The earth has a fixed quota of about 92 chemical elements. But these assorted atoms are kept extremely busy. For they are the basic building blocks available to construct all the earth's countless solids, liquids and gases. The system must work without wasting these basic materials. Nature does this by using chemical reactions. Atoms are united in molecule packages to form compounds of different substances. When their work is done, molecules are broken apart and the original atoms reused to construct other useful compounds.
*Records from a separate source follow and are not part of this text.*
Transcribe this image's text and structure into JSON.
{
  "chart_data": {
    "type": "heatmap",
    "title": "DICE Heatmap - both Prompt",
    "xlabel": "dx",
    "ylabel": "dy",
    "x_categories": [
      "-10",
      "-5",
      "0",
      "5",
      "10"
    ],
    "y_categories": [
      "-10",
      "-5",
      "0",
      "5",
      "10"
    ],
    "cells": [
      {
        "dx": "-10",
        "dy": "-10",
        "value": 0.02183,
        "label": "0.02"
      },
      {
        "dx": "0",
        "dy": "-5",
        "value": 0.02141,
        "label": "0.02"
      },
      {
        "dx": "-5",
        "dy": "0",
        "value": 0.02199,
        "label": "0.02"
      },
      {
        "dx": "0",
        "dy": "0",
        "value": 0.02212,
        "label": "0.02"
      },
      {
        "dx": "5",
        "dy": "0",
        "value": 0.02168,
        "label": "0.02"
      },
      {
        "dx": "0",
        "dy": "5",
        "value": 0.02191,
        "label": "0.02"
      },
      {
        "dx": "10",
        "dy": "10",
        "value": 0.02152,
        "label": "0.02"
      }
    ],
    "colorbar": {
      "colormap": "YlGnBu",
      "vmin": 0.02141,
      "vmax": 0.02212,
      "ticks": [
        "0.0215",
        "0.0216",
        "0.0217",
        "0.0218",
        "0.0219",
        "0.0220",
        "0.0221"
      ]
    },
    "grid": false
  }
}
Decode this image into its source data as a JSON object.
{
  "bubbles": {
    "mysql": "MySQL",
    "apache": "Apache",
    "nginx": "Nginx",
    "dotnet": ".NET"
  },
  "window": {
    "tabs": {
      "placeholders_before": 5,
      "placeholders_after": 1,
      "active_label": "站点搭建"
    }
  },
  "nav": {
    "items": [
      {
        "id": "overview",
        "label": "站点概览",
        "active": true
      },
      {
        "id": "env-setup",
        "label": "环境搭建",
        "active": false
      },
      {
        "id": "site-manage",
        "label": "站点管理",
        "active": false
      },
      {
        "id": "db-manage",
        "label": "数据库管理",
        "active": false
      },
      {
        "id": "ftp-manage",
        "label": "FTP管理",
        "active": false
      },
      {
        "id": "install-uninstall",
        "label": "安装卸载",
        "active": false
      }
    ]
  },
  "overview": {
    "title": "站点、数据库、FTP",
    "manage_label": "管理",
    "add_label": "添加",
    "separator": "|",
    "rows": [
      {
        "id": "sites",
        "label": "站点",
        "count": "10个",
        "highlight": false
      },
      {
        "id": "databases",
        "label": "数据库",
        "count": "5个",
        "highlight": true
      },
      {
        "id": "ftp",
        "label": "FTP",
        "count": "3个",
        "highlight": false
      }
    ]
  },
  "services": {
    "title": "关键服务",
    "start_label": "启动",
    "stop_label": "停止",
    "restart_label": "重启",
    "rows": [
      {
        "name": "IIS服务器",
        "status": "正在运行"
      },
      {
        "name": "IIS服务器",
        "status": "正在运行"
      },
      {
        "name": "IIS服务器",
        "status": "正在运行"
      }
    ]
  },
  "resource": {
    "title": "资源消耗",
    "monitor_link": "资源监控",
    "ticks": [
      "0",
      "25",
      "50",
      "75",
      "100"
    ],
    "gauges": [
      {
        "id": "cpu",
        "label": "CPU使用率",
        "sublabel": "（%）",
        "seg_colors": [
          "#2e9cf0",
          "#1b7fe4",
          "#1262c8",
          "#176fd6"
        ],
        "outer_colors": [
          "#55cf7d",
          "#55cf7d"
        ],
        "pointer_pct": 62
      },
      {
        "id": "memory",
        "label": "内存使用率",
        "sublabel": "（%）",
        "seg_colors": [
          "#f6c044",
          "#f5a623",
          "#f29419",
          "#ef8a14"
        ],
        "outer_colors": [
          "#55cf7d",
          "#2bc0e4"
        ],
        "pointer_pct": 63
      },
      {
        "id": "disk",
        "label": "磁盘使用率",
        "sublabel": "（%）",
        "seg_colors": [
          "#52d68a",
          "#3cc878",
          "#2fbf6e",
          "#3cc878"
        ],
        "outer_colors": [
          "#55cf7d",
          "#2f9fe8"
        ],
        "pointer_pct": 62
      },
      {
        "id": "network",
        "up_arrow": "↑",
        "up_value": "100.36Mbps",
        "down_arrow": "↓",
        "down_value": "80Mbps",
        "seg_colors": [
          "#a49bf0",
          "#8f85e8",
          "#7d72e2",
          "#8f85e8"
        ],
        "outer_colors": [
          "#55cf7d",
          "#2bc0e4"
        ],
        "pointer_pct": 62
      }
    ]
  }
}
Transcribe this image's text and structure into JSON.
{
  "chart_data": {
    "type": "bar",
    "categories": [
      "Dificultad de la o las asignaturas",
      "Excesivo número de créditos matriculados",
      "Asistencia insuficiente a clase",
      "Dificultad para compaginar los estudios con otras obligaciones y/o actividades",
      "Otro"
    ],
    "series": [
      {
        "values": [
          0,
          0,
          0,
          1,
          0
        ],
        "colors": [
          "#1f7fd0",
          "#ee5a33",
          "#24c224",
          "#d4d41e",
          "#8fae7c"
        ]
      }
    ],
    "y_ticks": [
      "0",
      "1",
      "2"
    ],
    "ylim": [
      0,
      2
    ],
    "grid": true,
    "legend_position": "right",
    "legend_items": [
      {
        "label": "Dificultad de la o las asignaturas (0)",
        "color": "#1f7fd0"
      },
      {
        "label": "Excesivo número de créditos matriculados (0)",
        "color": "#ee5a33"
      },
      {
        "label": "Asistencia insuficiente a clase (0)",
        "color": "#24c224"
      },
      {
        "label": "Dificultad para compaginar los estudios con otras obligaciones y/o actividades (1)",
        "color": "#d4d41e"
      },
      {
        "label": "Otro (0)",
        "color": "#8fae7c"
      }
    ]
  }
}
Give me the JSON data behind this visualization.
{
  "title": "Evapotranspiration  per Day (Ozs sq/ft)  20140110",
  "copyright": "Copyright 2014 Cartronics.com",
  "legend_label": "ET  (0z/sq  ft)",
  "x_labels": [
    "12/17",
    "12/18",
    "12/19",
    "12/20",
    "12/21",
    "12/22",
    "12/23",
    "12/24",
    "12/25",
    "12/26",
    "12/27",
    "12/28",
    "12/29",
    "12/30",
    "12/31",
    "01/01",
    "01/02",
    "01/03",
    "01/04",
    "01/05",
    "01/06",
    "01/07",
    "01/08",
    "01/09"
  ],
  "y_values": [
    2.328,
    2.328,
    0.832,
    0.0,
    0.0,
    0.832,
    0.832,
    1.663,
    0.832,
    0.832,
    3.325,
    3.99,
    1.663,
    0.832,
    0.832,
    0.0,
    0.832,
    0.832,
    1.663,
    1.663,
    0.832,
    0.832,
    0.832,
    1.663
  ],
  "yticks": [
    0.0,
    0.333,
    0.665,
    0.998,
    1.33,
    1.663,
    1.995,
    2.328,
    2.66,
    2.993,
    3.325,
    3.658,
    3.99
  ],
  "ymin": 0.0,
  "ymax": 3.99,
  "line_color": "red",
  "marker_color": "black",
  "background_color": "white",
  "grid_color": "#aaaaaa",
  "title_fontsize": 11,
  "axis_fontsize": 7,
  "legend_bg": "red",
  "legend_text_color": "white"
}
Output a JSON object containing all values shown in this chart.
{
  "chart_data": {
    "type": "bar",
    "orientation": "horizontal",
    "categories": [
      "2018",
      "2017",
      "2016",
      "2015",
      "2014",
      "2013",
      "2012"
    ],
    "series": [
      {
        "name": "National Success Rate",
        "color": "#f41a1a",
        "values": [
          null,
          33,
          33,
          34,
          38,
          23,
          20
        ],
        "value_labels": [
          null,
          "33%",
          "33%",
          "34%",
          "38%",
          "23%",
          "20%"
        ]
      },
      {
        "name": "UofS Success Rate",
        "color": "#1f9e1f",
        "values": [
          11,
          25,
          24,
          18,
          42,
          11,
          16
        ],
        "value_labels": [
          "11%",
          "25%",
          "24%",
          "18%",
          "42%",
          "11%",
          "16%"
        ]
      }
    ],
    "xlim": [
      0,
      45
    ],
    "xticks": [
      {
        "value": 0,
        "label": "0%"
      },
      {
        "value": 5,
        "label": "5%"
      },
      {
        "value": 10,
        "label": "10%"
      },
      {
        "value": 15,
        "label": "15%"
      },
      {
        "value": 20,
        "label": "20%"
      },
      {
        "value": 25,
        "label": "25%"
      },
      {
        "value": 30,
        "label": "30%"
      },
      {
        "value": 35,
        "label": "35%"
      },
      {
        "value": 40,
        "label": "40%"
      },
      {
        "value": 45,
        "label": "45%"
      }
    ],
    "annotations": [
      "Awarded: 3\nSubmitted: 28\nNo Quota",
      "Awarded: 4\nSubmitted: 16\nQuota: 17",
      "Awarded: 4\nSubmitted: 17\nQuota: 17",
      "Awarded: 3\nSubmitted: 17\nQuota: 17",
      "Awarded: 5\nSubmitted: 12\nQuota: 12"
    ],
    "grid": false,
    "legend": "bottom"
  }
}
This system is used to maintain the balance of nitrogen and oxygen in the air. It operates constantly on a global scale. The fine details are very complicated and it may take a long time to complete them. The raw materials are taken from the countless tons of nitrogen that make up three fourths of the air    and the oxygen that makes up about one fourth. Each day, a certain quota starts a cycle of duties on the earth. Each day the same quota completes a cycle and returns to the air.

The nitrogen and oxygen cycles are necessary to support all the life processes of plants and animals. However, 'aoth operations begin with the plant world. When plants use carbon dioxide to make their food, its molecules are broken apart and some of its oxygen atoms return to the air. Other complex stages may be involved. But as a rule, the oxygen cycle is less complex than the nitrogen cycle. This is because plants cannot use nitrogen in its basic form, and its compounds are built into materials that take a long time to break apart.

Various operations can fix the air's nitrogen into useable compounds. One starts when searing, lightning forms molecules of nitrite in the air. This washes into the soil where it can be changed to nitrates, which plants can use to build and grow. Animals eat plant food to build and grow, too    and finally all these materials decay. This is when the original atoms separate and the nitrogen cycles back to the air.

Naturally the nitrogen and oxygen cycles are enormous operations. Each involves a very complex series of chemical changes. What's more, the basic gases may be cycled around by different chemical routes, or run through the same route several times before returning to the air. But on the average, the returning quotas equal the quotas setting forth on the next cycling operations.